A very small percentage of babies are born with a metabolic lactase deficiency. This is a potentially life-threatening condition and is called primary lactase deficiency. These babies will get severely ill if they have lactose and are the cases where all forms of lactose must be avoided. They can’t have breast milk and need to be on a soya or 100% lactose-free formula. These formulas use maltodextrin as the alternate carbohydrate in the milk. The process of digestion is similar to sucrose, but gentler to the rise in blood sugar and more in line with breast milk than sucrose (table sugar).
Babies may be temporarily lactose intolerant after a bout of gastro and so a lactose-free formula can be used for two to four weeks post illness; however, it’s important to give lactose again so that the gut can make lactase enzyme again. Avoid long-term use of lactose-free formula and never stop breastfeeding unless your child has been diagnosed with a primary lactose intolerance by your paediatrician.

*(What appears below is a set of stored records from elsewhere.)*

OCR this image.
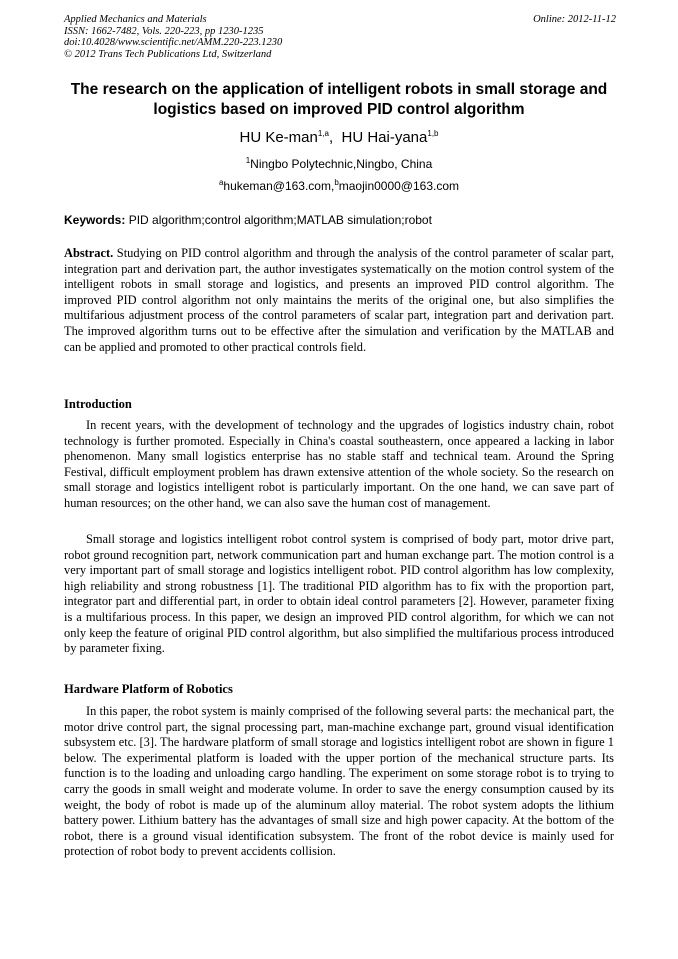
Applied Mechanics and Materials
ISSN: 1662-7482, Vols. 220-223, pp 1230-1235
doi:10.4028/www.scientific.net/AMM.220-223.1230
© 2012 Trans Tech Publications Ltd, Switzerland
Online: 2012-11-12
The research on the application of intelligent robots in small storage and logistics based on improved PID control algorithm
HU Ke-man$^{1,a}$,  HU Hai-yana$^{1,b}$
$^1$Ningbo Polytechnic,Ningbo, China
$^a$hukeman@163.com,$^b$maojin0000@163.com
Keywords: PID algorithm;control algorithm;MATLAB simulation;robot
Abstract. Studying on PID control algorithm and through the analysis of the control parameter of scalar part, integration part and derivation part, the author investigates systematically on the motion control system of the intelligent robots in small storage and logistics, and presents an improved PID control algorithm. The improved PID control algorithm not only maintains the merits of the original one, but also simplifies the multifarious adjustment process of the control parameters of scalar part, integration part and derivation part. The improved algorithm turns out to be effective after the simulation and verification by the MATLAB and can be applied and promoted to other practical controls field.
Introduction
In recent years, with the development of technology and the upgrades of logistics industry chain, robot technology is further promoted. Especially in China's coastal southeastern, once appeared a lacking in labor phenomenon. Many small logistics enterprise has no stable staff and technical team. Around the Spring Festival, difficult employment problem has drawn extensive attention of the whole society. So the research on small storage and logistics intelligent robot is particularly important. On the one hand, we can save part of human resources; on the other hand, we can also save the human cost of management.
Small storage and logistics intelligent robot control system is comprised of body part, motor drive part, robot ground recognition part, network communication part and human exchange part. The motion control is a very important part of small storage and logistics intelligent robot. PID control algorithm has low complexity, high reliability and strong robustness [1]. The traditional PID algorithm has to fix with the proportion part, integrator part and differential part, in order to obtain ideal control parameters [2]. However, parameter fixing is a multifarious process. In this paper, we design an improved PID control algorithm, for which we can not only keep the feature of original PID control algorithm, but also simplified the multifarious process introduced by parameter fixing.
Hardware Platform of Robotics
In this paper, the robot system is mainly comprised of the following several parts: the mechanical part, the motor drive control part, the signal processing part, man-machine exchange part, ground visual identification subsystem etc. [3]. The hardware platform of small storage and logistics intelligent robot are shown in figure 1 below. The experimental platform is loaded with the upper portion of the mechanical structure parts. Its function is to the loading and unloading cargo handling. The experiment on some storage robot is to trying to carry the goods in small weight and moderate volume. In order to save the energy consumption caused by its weight, the body of robot is made up of the aluminum alloy material. The robot system adopts the lithium battery power. Lithium battery has the advantages of small size and high power capacity. At the bottom of the robot, there is a ground visual identification subsystem. The front of the robot device is mainly used for protection of robot body to prevent accidents collision.
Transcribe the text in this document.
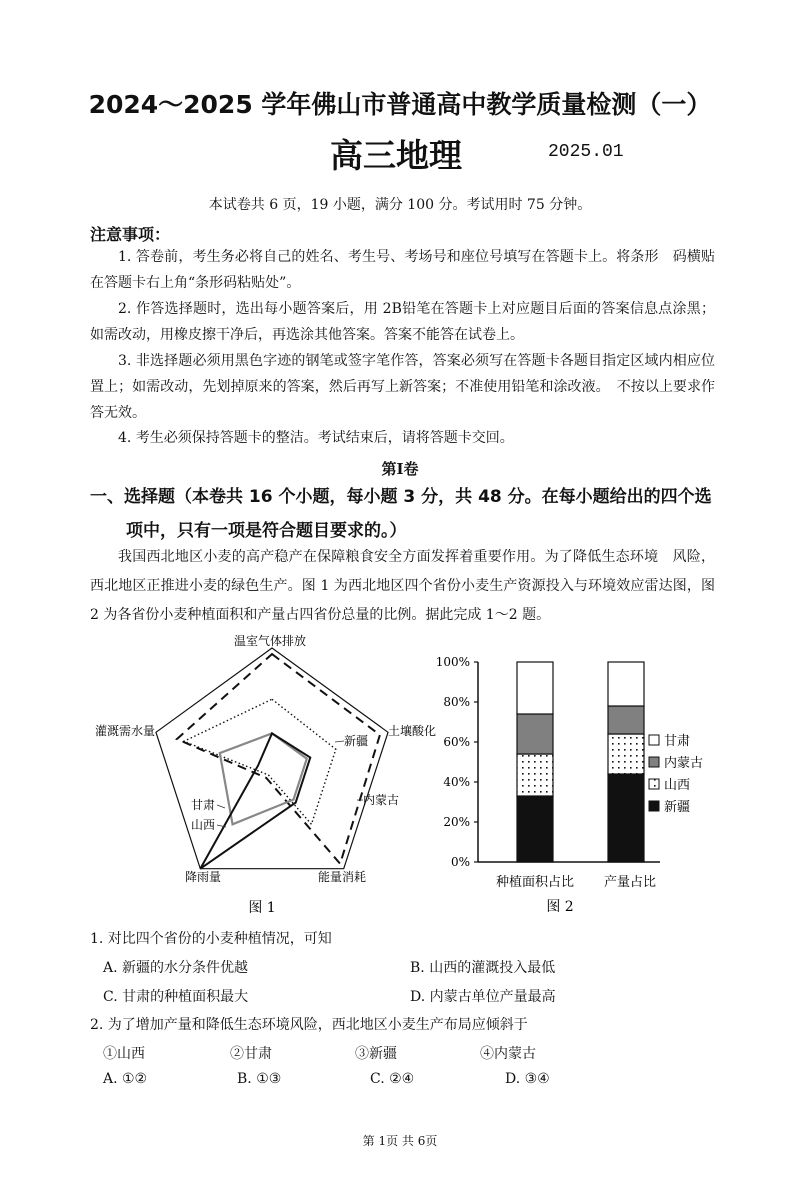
2024～2025 学年佛山市普通高中教学质量检测（一）
高三地理	2025.01
本试卷共 6 页，19 小题，满分 100 分。考试用时 75 分钟。
注意事项：
1. 答卷前，考生务必将自己的姓名、考生号、考场号和座位号填写在答题卡上。将条形　码横贴在答题卡右上角“条形码粘贴处”。
2. 作答选择题时，选出每小题答案后，用 2B铅笔在答题卡上对应题目后面的答案信息点涂黑；如需改动，用橡皮擦干净后，再选涂其他答案。答案不能答在试卷上。
3. 非选择题必须用黑色字迹的钢笔或签字笔作答，答案必须写在答题卡各题目指定区域内相应位置上；如需改动，先划掉原来的答案，然后再写上新答案；不准使用铅笔和涂改液。　不按以上要求作答无效。
4. 考生必须保持答题卡的整洁。考试结束后，请将答题卡交回。
第Ⅰ卷
一、选择题（本卷共 16 个小题，每小题 3 分，共 48 分。在每小题给出的四个选
项中，只有一项是符合题目要求的。）
我国西北地区小麦的高产稳产在保障粮食安全方面发挥着重要作用。为了降低生态环境　风险，西北地区正推进小麦的绿色生产。图 1 为西北地区四个省份小麦生产资源投入与环境效应雷达图，图 2 为各省份小麦种植面积和产量占四省份总量的比例。据此完成 1～2 题。
温室气体排放
土壤酸化
能量消耗
降雨量
灌溉需水量
新疆
内蒙古
甘肃
山西
图 1
0%
20%
40%
60%
80%
100%
甘肃
内蒙古
山西
新疆
种植面积占比 产量占比
图 2
1. 对比四个省份的小麦种植情况，可知
A. 新疆的水分条件优越	B. 山西的灌溉投入最低
C. 甘肃的种植面积最大	D. 内蒙古单位产量最高
2. 为了增加产量和降低生态环境风险，西北地区小麦生产布局应倾斜于
①山西	②甘肃	③新疆	④内蒙古
A. ①②	B. ①③	C. ②④	D. ③④
第 1页 共 6页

So, in essence, there is therapeutic use for lactose-free formulas in cases of a metabolic disorder called primary lactose intolerance and for two to four weeks post gastro illness.
The takeaway? You want to mimic natural breast milk as closely as possible and breast milk does contain lactose. It is important that your baby’s gut learns how to break down lactose and to this end, it is recommended that you use a reduced-lactose formula rather than lactose-free as you try to figure out what is causing your poor baby distress. Also, lactose-free contains sugar, which you want to avoid as it contributes to digestive discomfort. As always, seek medical care if you’re worried – and keep your eye on the light at the end of the tunnel!